Re: undefined value as an ARRAY
by graff (Chancellor) on Aug 12, 2010 at 02:38 UTC
    Curiously, when I run the following command-line script on my mac (to replicate the essentials of your code), the "bfac" call apparently does not return, and the process runs in a seemingly infinite loop, chewing up cpu time:
    perl -MMath::BigFloat -e '$|++;$x=Math::BigFloat->new("2.0"); print "\ncalling bpow at ",scalar(localtime)."\n";$x->bpow("128"); print "calling copy at ",scalar(localtime)."\n";$p=$x->copy(); print "calling bfac at ",scalar(localtime)."\n";$p->bfac(); print "finished at ",scalar(localtime)."\n"' calling bpow at Wed Aug 11 21:44:28 2010 calling copy at Wed Aug 11 21:44:28 2010 calling bfac at Wed Aug 11 21:44:28 2010
    (still running an hour later... oh well, I'm just going to kill it now.) FWIW, I'm using the version that comes with "snow leopard" (osx 10.6.4):
    This is perl, v5.10.0 built for darwin-thread-multi-2level
    When you ran your script, did it crash right away, or did it run for a long time before crashing?

    (Updated my command-line script to include the (rather important) first line of the command.)

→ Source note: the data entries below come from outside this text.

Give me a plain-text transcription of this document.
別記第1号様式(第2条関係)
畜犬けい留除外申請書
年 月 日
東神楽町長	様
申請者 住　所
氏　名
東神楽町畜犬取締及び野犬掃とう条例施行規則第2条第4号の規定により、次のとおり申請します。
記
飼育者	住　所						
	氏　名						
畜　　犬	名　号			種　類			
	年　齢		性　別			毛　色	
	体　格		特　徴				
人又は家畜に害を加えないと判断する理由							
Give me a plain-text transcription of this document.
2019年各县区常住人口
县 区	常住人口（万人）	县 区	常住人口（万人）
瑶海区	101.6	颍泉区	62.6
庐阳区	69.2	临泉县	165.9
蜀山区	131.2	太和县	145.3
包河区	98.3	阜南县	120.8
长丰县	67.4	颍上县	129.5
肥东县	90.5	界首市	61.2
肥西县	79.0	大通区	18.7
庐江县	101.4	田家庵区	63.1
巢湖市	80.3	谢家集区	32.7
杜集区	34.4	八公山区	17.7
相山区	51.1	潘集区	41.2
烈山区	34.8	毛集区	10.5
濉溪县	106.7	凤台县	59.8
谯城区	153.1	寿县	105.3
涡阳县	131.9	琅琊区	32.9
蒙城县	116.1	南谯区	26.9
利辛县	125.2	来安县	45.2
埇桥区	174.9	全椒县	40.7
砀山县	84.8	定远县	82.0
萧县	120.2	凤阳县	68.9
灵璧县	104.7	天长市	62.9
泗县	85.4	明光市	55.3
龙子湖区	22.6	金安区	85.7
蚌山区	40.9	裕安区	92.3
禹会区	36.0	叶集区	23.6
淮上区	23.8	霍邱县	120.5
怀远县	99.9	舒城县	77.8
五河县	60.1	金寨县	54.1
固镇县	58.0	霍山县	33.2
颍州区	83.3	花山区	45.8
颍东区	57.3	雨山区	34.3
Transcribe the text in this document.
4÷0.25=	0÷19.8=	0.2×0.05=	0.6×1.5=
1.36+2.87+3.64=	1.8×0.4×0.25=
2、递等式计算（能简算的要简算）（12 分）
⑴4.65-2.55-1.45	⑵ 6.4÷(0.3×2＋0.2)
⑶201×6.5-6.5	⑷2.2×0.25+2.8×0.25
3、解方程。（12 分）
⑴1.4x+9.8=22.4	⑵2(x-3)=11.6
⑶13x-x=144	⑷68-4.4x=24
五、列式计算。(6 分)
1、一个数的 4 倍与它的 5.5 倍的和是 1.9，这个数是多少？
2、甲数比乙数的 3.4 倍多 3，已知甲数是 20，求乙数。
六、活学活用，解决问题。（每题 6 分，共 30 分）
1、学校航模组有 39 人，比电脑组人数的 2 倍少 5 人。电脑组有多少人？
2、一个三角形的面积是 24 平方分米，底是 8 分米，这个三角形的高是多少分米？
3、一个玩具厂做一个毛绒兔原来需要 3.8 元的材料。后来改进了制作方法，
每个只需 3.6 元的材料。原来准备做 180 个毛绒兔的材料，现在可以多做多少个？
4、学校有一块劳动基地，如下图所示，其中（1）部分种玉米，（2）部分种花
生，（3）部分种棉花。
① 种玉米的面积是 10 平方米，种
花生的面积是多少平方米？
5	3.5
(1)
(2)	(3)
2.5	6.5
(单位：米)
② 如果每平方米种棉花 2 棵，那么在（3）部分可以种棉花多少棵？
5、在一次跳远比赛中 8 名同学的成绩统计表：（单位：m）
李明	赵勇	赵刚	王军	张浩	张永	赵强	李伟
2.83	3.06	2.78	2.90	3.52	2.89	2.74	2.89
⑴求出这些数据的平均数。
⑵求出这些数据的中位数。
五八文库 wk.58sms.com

      I suspect you'd have to wait a bit more than an hour. Given this:

      #!/usr/bin/perl -w use strict; use Benchmark qw/:all/; use Math::BigFloat; cmpthese( 1, { '2**10' => sub { my $x = Math::BigFloat->new(2**10); my $prod +uct = $x->copy(); $product->bfac(); }, '2**11' => sub { my $x = Math::BigFloat->new(2**11); my $prod +uct = $x->copy(); $product->bfac(); }, '2**12' => sub { my $x = Math::BigFloat->new(2**12); my $prod +uct = $x->copy(); $product->bfac(); }, '2**13' => sub { my $x = Math::BigFloat->new(2**13); my $prod +uct = $x->copy(); $product->bfac(); }, '2**14' => sub { my $x = Math::BigFloat->new(2**14); my $prod +uct = $x->copy(); $product->bfac(); } });

      I get run times like these:

      s/iter 2**14 2**13 2**12 2**11 2**10 2**14 139 -- -78% -97% -99% -100% 2**13 31.3 345% -- -88% -97% -99% 2**12 3.88 3488% 706% -- -78% -95% 2**11 0.870 15902% 3493% 346% -- -76% 2**10 0.210 66195% 14786% 1748% 314% --

      With that kind of progression, 2**128 is, um, likely to take a while. :)


      --
      "Language shapes the way we think, and determines what we can think about."
      -- B. L. Whorf
      When you ran your script, did it crash right away, or did it run for a long time before crashing?
      Another data point: I get the error immediately. When I try smaller numbers, I do not get the error, but it does seem to take a while.
      This is perl, v5.8.8 built for MSWin32-x86-multi-thread
        If your script works for smaller numbers then it's probably a bug in either Math::BigFloat itself or in a library it uses .

        If it is an option for you try it on another system or with a newer version of Perl.